STORY: Grant Morrison and Chris Burnham
ART: Frazer Irving
I’ve been pretty on-the-fence with Batman Incorporated since it started back in May. Before the ‘New 52’, the idea of soliciting out the Batman name seemed absolutely ridiculous – even Grant Morrison’s name attached to it couldn’t persuade me to believe that a character as dark, brooding, and shadowy as Batman would ever think about turning himself into a brand. The concept, to me, seemed like an idea that came from a lack of ideas. What else is there to do with Batman now except make him go global? I felt like it conveyed a lack of creativity and inability to make new stories for a character that literally died and came back to life just a year or two prior. Batman Incorporated – as I mentioned earlier, to me – represents the epitome of what DC was trying to change with the ‘New 52’ – overly complex stories, convoluted continuity, and a lack of direction. Sure, Grant Morrison is one of the industry’s biggest and best writers, but even he is prone to slipping up every once in a while.

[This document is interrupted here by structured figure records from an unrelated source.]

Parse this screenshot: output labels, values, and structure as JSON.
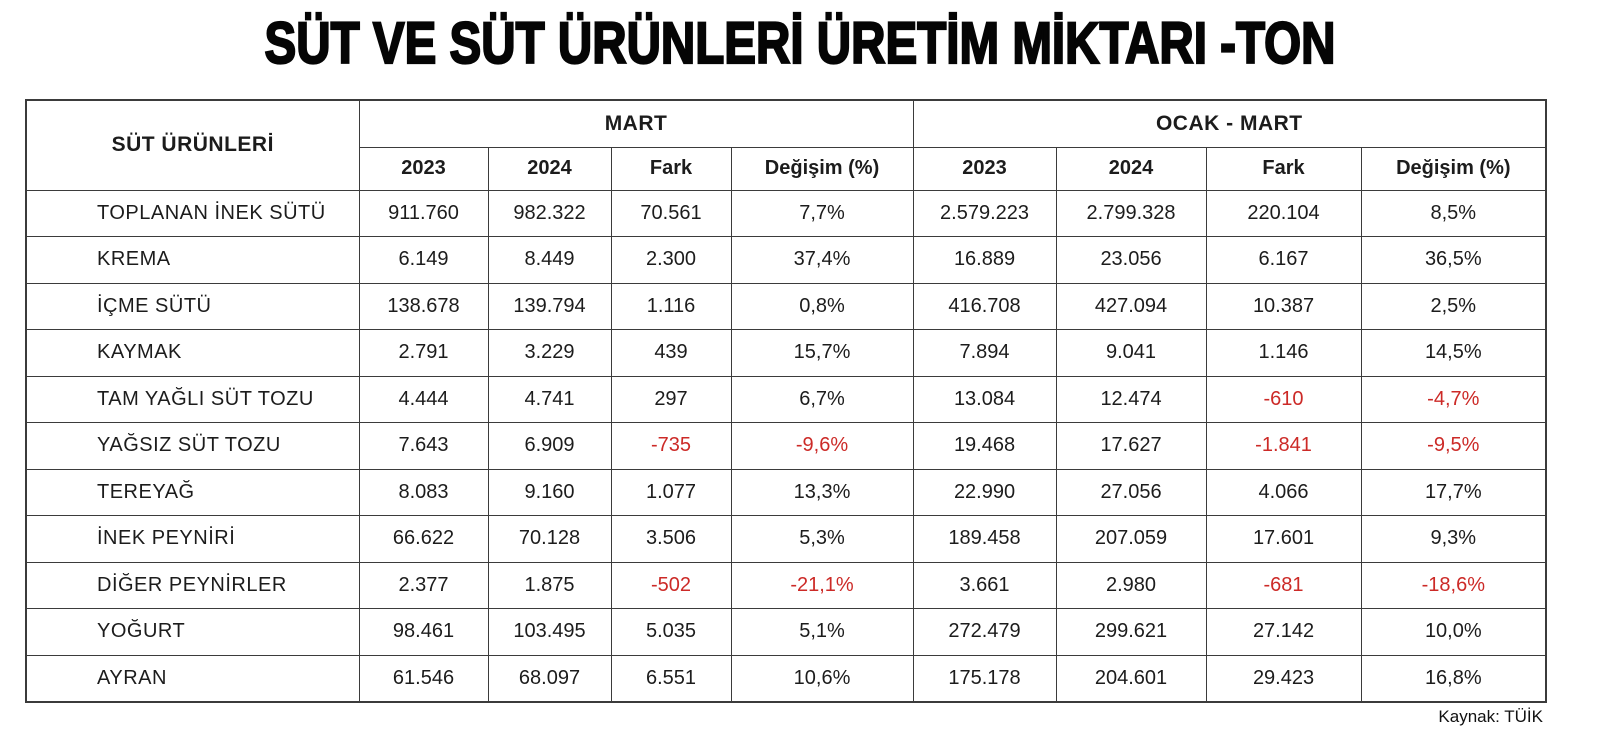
{
  "title": "SÜT VE SÜT ÜRÜNLERİ ÜRETİM MİKTARI -TON",
  "source": "Kaynak: TÜİK",
  "colors": {
    "negative": "#cc2a27",
    "text": "#1c1c1c",
    "border": "#3b3b3b",
    "background": "#ffffff"
  },
  "chart_data": {
    "type": "table",
    "title": "SÜT VE SÜT ÜRÜNLERİ ÜRETİM MİKTARI -TON",
    "row_header": "SÜT ÜRÜNLERİ",
    "column_groups": [
      {
        "label": "MART",
        "span": 4
      },
      {
        "label": "OCAK - MART",
        "span": 4
      }
    ],
    "columns": [
      "2023",
      "2024",
      "Fark",
      "Değişim (%)",
      "2023",
      "2024",
      "Fark",
      "Değişim (%)"
    ],
    "rows": [
      {
        "label": "TOPLANAN İNEK SÜTÜ",
        "values": [
          "911.760",
          "982.322",
          "70.561",
          "7,7%",
          "2.579.223",
          "2.799.328",
          "220.104",
          "8,5%"
        ]
      },
      {
        "label": "KREMA",
        "values": [
          "6.149",
          "8.449",
          "2.300",
          "37,4%",
          "16.889",
          "23.056",
          "6.167",
          "36,5%"
        ]
      },
      {
        "label": "İÇME SÜTÜ",
        "values": [
          "138.678",
          "139.794",
          "1.116",
          "0,8%",
          "416.708",
          "427.094",
          "10.387",
          "2,5%"
        ]
      },
      {
        "label": "KAYMAK",
        "values": [
          "2.791",
          "3.229",
          "439",
          "15,7%",
          "7.894",
          "9.041",
          "1.146",
          "14,5%"
        ]
      },
      {
        "label": "TAM YAĞLI SÜT TOZU",
        "values": [
          "4.444",
          "4.741",
          "297",
          "6,7%",
          "13.084",
          "12.474",
          "-610",
          "-4,7%"
        ]
      },
      {
        "label": "YAĞSIZ SÜT TOZU",
        "values": [
          "7.643",
          "6.909",
          "-735",
          "-9,6%",
          "19.468",
          "17.627",
          "-1.841",
          "-9,5%"
        ]
      },
      {
        "label": "TEREYAĞ",
        "values": [
          "8.083",
          "9.160",
          "1.077",
          "13,3%",
          "22.990",
          "27.056",
          "4.066",
          "17,7%"
        ]
      },
      {
        "label": "İNEK PEYNİRİ",
        "values": [
          "66.622",
          "70.128",
          "3.506",
          "5,3%",
          "189.458",
          "207.059",
          "17.601",
          "9,3%"
        ]
      },
      {
        "label": "DİĞER PEYNİRLER",
        "values": [
          "2.377",
          "1.875",
          "-502",
          "-21,1%",
          "3.661",
          "2.980",
          "-681",
          "-18,6%"
        ]
      },
      {
        "label": "YOĞURT",
        "values": [
          "98.461",
          "103.495",
          "5.035",
          "5,1%",
          "272.479",
          "299.621",
          "27.142",
          "10,0%"
        ]
      },
      {
        "label": "AYRAN",
        "values": [
          "61.546",
          "68.097",
          "6.551",
          "10,6%",
          "175.178",
          "204.601",
          "29.423",
          "16,8%"
        ]
      }
    ]
  }
}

The clear exception to this trend is Batman Incorporated #0, an issue that lightly and interestingly gives readers the early days of Batman’s quest to expand his brand across the entire planet. With the threat of the vague and seemingly omni-evil Leviathan constantly looming, Batman is actually getting paranoid. In true Morrison style, the narrative flow for this issue is pretty frantic, jumping back and forth between locales, setting up multiple characters while giving more insight to Bruce Wayne’s thought processes. We get to follow Squire and Knight, El Gaucho, Nightrunner, and others as they all vie for a spot on the most exclusive and prestigious club on the planet. And while I recognize how fun of an issue Morrison has crafted, Batman Incorporated #0 still feels a bit empty.
Morrison’s grand plan for Batman has been nearly six years in the making. Starting with “Batman & Son”, which introduced Damian Wayne into the fold, Morrison then moved on to launching Batman and Robin, which explored the father/son relationship between Batman and his new Robin. Eventually, Morrison moved on to the first (pre-‘New 52’) volume of Batman Incorporated, the third act whose name had a double meaning: ‘Incorporated’ because of the literal business venture’s namesake, and also because the series begins to incorporate all the previous elements of story Morrison had spent years laying out. That’s why the premise of BI is a bit flimsy, and that’s why crafting an effective “Issue Zero” would have been damn near impossible. Had Morrison given up any more information than he did this month, major events would have been spoiled. Obviously, the threat of Leviathan is going to come directly to Batman, and maybe not so much to the Batman Inc members. If you need proof, Morrison is stepping off Batman Incorporated after issue 12, which means he’ll have to wrap up the current arc with Leviathan, or DC will just cancel the title altogether.
It’s becoming more and more clear that Batman’s international army may not be essential to the story, acting more as lieutenants in this ‘behind the scenes’ war against the very essence of evil. In this sense, Batman Incorporated #0 is a letdown and a success. It let me down by offering very little in the way of story advancement – or even really any information about it at all – and with the staccato nature of the narrative. It was a success because Morrison does an amazing job focusing on the characters he’s presenting, giving them developed, clear-cut personalities even if they only get a few panels of page time. So even though they probably aren’t all that important in the grand scheme of Morrison’s plans, the origins of Batman’s soliders around the world is captivating, nuanced, and drawn incredibly well.